Wamenag menegaskan bahwa bantuan yang diberikan ini bukan yang terakhir. Menurutnya, akan ada skema bantuan lanjutan untuk memastikan asrama, laboratorium, dan perpustakaan terpadu di kompleks tersebut dapat kembali berfungsi optimal.

- Advertisement -

Di hadapan para guru dan santriwati yang sempat terpukul, Romo menyampaikan pesan penguatan. Ia mengingatkan bahwa MAN 2 Yogyakarta adalah madrasah dengan reputasi nasional yang gemilang, pencetak para hafidz, dan gudang prestasi akademik maupun non-akademik. Musibah ini, menurut Romo, tidak boleh meruntuhkan semangat juang tersebut.

“Allah tidak begitu saja menyaksikan diri kita beriman kecuali kita diuji dengan cobaan. Jangan berburuk sangka, yakinlah semua terjadi atas izin Allah dan pasti ada hikmah besar di baliknya,” tutur Romo menenangkan para santriwati.

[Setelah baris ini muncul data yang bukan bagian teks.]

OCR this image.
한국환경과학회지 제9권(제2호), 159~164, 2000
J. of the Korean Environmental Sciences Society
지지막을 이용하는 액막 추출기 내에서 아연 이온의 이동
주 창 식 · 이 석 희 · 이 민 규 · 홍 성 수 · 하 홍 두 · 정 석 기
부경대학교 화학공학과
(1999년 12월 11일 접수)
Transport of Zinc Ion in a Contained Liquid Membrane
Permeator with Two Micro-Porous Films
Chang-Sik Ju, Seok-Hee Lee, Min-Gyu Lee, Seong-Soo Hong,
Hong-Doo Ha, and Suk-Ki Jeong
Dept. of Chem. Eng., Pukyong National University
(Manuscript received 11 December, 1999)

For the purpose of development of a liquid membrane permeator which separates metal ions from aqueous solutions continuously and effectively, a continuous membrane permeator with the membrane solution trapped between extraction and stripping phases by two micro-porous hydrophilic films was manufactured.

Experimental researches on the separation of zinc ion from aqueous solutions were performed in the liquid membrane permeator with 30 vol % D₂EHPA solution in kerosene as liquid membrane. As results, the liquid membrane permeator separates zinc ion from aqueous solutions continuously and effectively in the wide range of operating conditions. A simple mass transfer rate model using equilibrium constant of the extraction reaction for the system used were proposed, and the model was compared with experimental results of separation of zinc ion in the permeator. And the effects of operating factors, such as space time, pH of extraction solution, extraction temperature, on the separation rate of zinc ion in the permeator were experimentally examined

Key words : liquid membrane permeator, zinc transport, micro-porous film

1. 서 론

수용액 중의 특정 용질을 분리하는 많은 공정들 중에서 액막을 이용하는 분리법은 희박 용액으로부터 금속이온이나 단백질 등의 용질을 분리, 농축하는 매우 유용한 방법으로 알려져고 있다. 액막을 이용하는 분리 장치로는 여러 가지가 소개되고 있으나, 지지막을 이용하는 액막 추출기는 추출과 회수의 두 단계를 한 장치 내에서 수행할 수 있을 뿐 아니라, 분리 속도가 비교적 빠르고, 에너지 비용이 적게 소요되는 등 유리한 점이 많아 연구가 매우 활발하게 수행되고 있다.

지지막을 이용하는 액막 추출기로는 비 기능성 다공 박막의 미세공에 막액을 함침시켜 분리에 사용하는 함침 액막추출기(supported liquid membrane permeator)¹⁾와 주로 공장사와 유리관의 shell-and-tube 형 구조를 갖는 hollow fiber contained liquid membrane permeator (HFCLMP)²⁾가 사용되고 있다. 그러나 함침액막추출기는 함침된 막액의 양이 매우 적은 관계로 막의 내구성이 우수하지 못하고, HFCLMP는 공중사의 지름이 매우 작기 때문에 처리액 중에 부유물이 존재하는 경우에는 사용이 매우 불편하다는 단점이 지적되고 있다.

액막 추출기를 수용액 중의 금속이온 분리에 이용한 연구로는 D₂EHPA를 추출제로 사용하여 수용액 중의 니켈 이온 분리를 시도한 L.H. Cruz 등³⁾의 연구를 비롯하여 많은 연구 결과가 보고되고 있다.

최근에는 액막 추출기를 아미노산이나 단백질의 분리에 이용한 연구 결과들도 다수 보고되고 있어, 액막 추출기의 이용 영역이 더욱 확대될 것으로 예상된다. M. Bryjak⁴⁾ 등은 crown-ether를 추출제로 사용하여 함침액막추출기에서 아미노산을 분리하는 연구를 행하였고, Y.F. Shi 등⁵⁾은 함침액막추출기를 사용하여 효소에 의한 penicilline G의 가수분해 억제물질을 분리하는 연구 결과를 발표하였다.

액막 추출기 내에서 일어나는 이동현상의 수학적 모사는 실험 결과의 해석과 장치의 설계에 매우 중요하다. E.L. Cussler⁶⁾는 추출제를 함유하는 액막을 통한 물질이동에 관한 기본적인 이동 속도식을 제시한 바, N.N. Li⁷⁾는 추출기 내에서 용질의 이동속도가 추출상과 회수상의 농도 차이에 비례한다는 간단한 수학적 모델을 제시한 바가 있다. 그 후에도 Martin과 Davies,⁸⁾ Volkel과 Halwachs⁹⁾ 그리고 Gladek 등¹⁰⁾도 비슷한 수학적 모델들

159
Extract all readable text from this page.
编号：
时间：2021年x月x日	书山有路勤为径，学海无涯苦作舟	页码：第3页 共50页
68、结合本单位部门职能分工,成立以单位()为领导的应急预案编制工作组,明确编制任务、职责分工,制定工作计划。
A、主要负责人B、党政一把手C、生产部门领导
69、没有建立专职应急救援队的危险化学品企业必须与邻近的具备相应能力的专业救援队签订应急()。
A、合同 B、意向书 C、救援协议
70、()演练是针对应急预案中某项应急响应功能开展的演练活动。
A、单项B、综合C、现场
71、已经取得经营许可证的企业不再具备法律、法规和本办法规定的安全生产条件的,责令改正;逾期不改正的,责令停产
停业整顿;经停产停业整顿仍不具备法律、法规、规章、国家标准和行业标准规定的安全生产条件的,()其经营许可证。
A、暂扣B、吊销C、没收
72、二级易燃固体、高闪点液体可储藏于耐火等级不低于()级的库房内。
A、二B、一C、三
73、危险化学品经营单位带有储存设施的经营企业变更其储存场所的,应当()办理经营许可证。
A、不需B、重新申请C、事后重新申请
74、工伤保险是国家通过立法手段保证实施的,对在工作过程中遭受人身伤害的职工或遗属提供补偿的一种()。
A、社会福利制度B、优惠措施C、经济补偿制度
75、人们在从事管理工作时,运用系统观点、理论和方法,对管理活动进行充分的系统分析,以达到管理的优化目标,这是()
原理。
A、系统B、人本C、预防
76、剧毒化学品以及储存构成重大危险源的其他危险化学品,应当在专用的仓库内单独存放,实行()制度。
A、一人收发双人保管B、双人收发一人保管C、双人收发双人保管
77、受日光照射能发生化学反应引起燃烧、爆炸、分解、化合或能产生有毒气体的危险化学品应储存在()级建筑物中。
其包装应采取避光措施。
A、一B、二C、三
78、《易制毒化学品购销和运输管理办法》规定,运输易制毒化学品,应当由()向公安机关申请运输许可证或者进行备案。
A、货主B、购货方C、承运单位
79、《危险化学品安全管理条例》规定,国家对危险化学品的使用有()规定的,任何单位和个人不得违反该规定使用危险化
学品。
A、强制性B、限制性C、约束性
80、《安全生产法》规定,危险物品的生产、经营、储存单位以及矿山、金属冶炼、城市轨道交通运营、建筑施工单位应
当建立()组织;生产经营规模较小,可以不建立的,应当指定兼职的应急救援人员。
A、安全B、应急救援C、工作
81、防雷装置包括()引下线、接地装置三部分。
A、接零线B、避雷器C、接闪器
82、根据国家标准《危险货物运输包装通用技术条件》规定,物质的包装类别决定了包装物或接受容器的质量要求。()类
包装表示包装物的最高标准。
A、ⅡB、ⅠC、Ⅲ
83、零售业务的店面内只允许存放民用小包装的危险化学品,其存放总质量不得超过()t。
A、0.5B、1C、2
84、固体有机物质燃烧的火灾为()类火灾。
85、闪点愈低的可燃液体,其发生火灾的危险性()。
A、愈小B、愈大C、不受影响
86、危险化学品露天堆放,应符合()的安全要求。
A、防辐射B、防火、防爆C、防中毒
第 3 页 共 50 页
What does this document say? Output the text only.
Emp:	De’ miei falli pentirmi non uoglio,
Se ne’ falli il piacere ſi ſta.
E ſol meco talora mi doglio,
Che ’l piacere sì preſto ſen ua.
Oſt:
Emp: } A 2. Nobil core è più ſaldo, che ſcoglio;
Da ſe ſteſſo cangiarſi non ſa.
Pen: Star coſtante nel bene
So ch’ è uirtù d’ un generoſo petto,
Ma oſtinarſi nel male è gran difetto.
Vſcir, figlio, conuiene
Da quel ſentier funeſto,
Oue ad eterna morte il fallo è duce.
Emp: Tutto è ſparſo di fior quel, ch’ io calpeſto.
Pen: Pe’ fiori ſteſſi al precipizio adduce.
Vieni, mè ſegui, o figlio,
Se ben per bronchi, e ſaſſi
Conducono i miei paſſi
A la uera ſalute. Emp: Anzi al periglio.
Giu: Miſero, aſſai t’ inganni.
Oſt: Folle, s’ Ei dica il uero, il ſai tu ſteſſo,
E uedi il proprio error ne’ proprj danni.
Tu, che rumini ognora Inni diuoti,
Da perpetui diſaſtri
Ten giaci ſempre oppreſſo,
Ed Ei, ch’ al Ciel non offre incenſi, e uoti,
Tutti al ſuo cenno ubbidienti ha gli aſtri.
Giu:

Saat ini, pihak madrasah telah melakukan langkah mitigasi dengan merelokasi para santriwati ke tempat yang lebih aman. Hal ini dilakukan agar Kegiatan Belajar Mengajar (KBM) tidak terhenti total. Wamenag sendiri memberikan perhatian sangat serius terhadap keberlangsungan proses KBM, meminta agar trauma pasca kejadian tidak menghambat proses pendidikan.

Kunjungan ini diakhiri dengan komitmen bersama untuk bangkit. Kehadiran negara melalui Kemenag diharapkan menjadi pemantik semangat baru bagi MAN 2 Yogyakarta untuk segera memulihkan diri, merenovasi puing-puing sisa kebakaran, dan kembali mencetak prestasi yang membanggakan bangsa.